Put simply, the church has always affirmed the doctrine of creation as presented above. One of its earliest statements of faith — the Nicene-Constantinopolitan Creed (AD 381) — affirmed, “We believe in one God, the Father Almighty, maker of heaven and earth, and of all things visible and invisible.” In a later theological development, Thomas Aquinas “rejected the idea that the creation itself possesses the ability to create or develop other living realities.” He reasoned that only God, “as absolute being, possesses the power of creating, which is impossible for created things. His position stands against theistic evolution views that attribute creative power to matter and its development by purely natural processes” (Theistic Evolution, 935–936). Similarly, Protestant theology continued to affirm the traditional doctrine of creation.
Accordingly, Christians who embrace theistic evolution, in addition to being at odds with the biblical account of creation, place themselves outside of the historical position of the church. While believing that God created matter, they fall short of affirming that God created not only nonliving matter but all visible things (for example, oak trees and horses) and invisible things (for example, the angels). “God’s creation, therefore, was not a creation of generic material but of specific kinds and varieties of creatures” (Theistic Evolution, 946).
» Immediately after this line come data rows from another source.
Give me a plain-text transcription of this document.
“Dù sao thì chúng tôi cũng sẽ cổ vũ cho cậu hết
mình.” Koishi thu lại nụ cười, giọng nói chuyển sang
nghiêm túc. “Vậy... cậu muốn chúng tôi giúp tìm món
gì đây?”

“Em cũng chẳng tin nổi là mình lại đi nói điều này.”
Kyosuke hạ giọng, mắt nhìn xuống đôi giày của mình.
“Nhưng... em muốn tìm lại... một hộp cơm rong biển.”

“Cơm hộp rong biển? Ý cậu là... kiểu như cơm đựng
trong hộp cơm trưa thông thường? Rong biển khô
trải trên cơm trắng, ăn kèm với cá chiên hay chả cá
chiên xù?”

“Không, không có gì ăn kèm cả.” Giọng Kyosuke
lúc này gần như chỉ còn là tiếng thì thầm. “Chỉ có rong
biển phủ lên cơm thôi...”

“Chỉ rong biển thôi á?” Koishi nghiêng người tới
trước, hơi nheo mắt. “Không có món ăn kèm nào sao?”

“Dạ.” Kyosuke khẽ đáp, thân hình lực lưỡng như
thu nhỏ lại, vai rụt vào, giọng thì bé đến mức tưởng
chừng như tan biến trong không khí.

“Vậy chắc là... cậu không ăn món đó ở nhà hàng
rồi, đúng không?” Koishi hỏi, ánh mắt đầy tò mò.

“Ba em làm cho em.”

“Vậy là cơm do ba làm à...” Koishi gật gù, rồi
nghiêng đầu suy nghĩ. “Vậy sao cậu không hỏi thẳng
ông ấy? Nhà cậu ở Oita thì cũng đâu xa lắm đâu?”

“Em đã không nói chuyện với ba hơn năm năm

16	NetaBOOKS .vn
Applying this discussion to the second version of theistic evolution, the theistic evolutionists of BioLogos — or “evolutionary creationists,” as they prefer — affirm the axiom of common ancestry. To take an example of human beings and chimpanzees (our closest relatives), common ancestry means that if we go back about 300,000 generations, we will find an “ancient population (which was neither human nor chimpanzee) [that] split into two groups, and these groups were reproductively isolated. . . . Eventually the characteristics of each group were different enough for scientists to recognize them as different species.” Importantly for evolutionary creationists, “a similar story could be told for the ancestral lineage of any two species that ever lived” (“What Is Evolution?”).
This vision of the origin and development of species in general, and human beings in particular, conflicts with the biblical account, even when infused with an appeal to divine direction and purpose. Evolutionary creationists deny the Genesis 1 account of God’s specific and immediate (not mediated by natural processes) creation of fish, birds, land animals, and finally human beings, choosing instead to say that God created each of these living beings through natural mechanisms over long periods of time. Implicit in their position is also a denial of the biblical account of the fall, since such an evolutionary process has no room for a historical Adam and Eve.
For these reasons (and others), the church should stand firm in its enduring reading of Scripture’s account of divine creation and remain faithful to its historical position, praising God the Creator for his purposeful creation ex nihilo and of every specific kind of both nonliving and living things.